Segredos entre casais, solução ou problema?
São muitos anos de escuta e
atendimento clínico, e existe um aprendizado empírico sobre nós mesmos e nossas
relações que se confirma a cada nova sessão, que é, nós não somos um livro
aberto.
Existe uma ilusão,
ingenuidade ou mentira na afirmação “eu sou um livro aberto”. Digo ilusão e
ingenuidade, porque algumas pessoas podem de fato acreditarem nisso e
considerarem que revelam tudo de si a quem quer que seja, mas considerando o
próprio inconsciente, talvez tal pessoa só revele o que se manifesta, e desconheça
as partes fundantes do seu ser. Mas, pode ser mesmo apenas mentira, afinal,
para alguns não pega bem dizer que tem segredos.
Nossa biografia tem página
rasgadas, mas não destruídas, amassadas, sujas, com riscos para encobrir o
escrito. Não existe nela a possibilidade do apagar para todos. Mas isso, não
faz de ninguém mau. A verdade é que todas as famílias têm seus segredos, e eles
apresentam uma dimensão importante em termos da preservação da privacidade e da
autonomia tanto individual, quanto do grupo familiar.
E isso era assim já nos
tempos onde a coletividade era maior que a individualidade, quanto mais hoje
onde esse jogo se inverteu. Não existe mais o “de ambos uma só carne”, toda
relação é triangular com duas pessoas no topo e cada uma delas em uma ponta.
E é em razão dessa
formatação que não se pode cair no conto da verdade absoluta, do “não temos
segredos um para com o outro”, pois em geral, as verdades desnecessárias geram
mais desequilíbrio e insegurança do que fortalece a relação.

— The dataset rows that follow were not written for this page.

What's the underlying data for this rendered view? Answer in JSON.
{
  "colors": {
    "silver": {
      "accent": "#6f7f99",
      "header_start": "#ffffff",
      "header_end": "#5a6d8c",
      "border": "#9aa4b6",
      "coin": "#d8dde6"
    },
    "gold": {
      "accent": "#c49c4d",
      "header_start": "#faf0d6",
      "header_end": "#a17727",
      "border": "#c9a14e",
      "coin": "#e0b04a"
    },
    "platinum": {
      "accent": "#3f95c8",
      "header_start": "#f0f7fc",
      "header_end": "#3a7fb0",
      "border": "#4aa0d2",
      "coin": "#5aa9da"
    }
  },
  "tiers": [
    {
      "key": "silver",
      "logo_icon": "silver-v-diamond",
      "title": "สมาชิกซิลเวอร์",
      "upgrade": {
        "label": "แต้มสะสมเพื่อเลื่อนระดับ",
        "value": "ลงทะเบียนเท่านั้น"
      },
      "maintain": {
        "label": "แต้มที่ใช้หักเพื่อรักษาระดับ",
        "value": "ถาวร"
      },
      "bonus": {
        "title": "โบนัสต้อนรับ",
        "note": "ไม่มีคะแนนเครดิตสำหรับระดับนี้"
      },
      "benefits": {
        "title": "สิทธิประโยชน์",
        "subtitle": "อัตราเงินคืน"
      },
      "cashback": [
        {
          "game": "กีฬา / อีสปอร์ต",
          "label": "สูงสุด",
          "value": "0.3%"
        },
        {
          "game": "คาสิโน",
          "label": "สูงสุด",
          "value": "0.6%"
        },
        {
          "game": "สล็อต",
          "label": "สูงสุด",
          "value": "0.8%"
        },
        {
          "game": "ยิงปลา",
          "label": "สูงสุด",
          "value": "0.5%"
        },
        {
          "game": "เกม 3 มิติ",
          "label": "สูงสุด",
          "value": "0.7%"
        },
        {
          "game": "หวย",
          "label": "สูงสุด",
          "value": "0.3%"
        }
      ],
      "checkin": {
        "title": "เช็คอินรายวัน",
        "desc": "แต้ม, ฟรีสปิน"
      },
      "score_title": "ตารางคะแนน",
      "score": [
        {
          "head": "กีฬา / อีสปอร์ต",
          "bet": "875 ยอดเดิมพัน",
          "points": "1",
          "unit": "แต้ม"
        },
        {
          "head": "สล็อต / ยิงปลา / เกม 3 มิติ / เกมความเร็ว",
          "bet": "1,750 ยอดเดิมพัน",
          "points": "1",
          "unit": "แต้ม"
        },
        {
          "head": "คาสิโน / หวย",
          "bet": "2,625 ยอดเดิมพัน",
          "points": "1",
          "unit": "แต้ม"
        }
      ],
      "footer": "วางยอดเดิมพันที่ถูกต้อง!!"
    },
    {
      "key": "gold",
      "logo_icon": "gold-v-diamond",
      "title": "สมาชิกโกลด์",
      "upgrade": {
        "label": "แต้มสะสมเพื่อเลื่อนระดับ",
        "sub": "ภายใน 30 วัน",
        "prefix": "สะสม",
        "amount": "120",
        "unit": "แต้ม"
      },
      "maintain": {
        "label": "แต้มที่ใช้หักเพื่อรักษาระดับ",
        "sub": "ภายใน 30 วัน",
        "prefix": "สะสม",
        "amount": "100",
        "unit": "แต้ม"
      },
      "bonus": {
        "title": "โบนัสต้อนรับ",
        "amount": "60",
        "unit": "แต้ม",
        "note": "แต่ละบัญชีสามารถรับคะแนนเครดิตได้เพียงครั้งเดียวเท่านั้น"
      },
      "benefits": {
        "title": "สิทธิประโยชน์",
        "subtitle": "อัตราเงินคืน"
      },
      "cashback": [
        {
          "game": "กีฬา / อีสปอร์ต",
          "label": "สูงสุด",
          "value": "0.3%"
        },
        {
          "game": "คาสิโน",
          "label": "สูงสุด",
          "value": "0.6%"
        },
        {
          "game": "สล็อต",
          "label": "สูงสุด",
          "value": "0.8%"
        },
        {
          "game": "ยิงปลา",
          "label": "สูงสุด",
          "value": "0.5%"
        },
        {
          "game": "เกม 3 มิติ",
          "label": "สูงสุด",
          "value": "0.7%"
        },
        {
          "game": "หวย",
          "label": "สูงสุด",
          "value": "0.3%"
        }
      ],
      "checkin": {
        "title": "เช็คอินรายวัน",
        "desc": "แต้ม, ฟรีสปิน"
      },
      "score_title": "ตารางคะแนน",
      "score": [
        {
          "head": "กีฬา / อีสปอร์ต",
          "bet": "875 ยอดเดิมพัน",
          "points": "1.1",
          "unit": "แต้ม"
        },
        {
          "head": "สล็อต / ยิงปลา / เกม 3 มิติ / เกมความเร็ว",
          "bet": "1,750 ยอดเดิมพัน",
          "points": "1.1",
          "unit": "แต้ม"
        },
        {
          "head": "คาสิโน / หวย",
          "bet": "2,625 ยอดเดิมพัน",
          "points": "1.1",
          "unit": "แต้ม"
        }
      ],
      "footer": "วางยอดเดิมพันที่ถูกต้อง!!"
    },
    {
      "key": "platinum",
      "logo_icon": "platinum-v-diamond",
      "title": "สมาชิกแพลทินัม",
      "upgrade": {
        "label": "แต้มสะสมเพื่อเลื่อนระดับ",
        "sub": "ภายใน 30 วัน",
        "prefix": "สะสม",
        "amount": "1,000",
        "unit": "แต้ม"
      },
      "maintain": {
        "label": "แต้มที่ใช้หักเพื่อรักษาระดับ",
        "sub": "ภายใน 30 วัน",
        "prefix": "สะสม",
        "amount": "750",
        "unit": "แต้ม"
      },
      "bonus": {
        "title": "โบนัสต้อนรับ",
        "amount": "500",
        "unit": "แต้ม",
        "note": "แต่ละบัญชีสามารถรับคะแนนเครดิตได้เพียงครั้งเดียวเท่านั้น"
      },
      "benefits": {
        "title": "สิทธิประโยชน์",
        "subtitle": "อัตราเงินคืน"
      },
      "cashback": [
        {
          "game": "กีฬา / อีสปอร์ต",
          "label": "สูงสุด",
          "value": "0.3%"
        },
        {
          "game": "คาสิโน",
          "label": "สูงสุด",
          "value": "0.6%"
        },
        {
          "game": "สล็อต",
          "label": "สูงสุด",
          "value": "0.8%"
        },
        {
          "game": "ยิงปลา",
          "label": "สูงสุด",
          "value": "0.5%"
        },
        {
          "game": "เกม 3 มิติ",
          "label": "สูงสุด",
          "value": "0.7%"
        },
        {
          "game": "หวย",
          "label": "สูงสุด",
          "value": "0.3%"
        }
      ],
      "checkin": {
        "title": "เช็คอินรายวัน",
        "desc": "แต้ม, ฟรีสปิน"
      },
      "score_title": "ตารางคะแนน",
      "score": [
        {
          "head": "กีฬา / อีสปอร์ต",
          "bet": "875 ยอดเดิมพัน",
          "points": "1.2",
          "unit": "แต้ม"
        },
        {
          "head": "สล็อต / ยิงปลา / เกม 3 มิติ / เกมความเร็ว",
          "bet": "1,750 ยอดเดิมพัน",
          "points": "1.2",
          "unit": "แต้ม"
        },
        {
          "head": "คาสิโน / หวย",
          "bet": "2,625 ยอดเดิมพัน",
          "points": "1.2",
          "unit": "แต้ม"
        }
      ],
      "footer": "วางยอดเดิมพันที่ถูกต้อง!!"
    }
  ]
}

O problema é que muita gente
acha que se todos os segredos não estiverem expostos não se pode construir uma
relação de confiança. E que guardar segredos é o mesmo que mentir. E não é! A
força de uma relação não está na verdade, mas no amor, pois sem amor verdades
podem fazer muito mal.
O que se espera de um casal
maduro não é a exaltação da verdade desprovida de amor, mas o bom senso. Aliás,
é o bom senso individual que vai definir os limites de um segredo, pois quando
falamos desse assunto não podemos nunca levar aos extremos. O alvo deve ser
sempre a saúde da relação e o respeito as singularidades.
Eu já atendi casais que
tiveram suas relações destruídas pela falta de bom senso. Ficam tão amantes do
discurso da verdade que passam a não se importar com o outro. Sim! É possível
que amemos mais o discurso da verdade do que a verdade da relação. Antes de
contar qualquer coisa eu preciso saber se o que vou contar pode ser acolhido
pela outra pessoa, sem julgamento, e sem danos.
A vida de duas pessoas
adultas é muito dinâmica, e ocorre um monte de coisas durante um dia que não
precisam ser necessariamente compartilhadas, como certas brincadeiras no
ambiente de trabalho por exemplo. Para quê gerar uma crise, ou abrir a porta da
desconfiança ou do ciúme por causa disso?!
Hoje, uma das causas mais
comuns de discussão são os ambientes virtuais. Alguns casais fazem verdadeira
patrulhas. Buscam sempre encontrar o delito. Ora, não é óbvio que se é assim
antes mesmo de eu encontrar qualquer coisa já não está instalado um problema? Afinal,
por que eu não tenho uma relação relaxada com esse alguém?
Quando falamos de segredos,
isso pode estar relacionado a diferenças que não estão harmonizadas e que não
necessariamente estarão, tipo, fantasias sexuais, como uso de brinquedos ou de
estimulação visual. O que pode ser excitante para um pode ser conflitante para
outro. Para que então que vou provocar conflito?
Outros tem conflitos com o
passado do cônjuge, exigem saber a verdade apenas para alimentar sua loucura.
Contar é dar armas para a insanidade. Outros conflitos podem envolver seus
gastos e seus gostos, e até seus pensamentos.
Diante disso podemos dizer
que é fake a afirmação que “em um amor verdadeiro não há espaços para segredos”.
Relacionamentos sinceros não são relacionamentos sincericidas. Ser sincero
é contar para o outro os seus sentimentos e pensamentos de uma forma responsável
com a finalidade do bem comum. A virtude está no amor que diz a verdade e não na
verdade em si.
O conselho prático é:
desenvolva a habilidade para perceber o que para o outro é suportável e tente
perceber o que deve ou não ser contado para o parceiro, pensando sempre no bem-estar
da relação e no desenvolvimento da mesma. Alguns segredos podem sim ser
guardados, dependendo de sua importância. O mais importante é a verdade da
relação. Relações não fingidas não sufocam o outro em nome da verdade.
Se for verdadeiro o amor e a
relação for madura e boa, não serão os segredos do outro que importarão, mas a
alegria da partilharem o que se tem comum.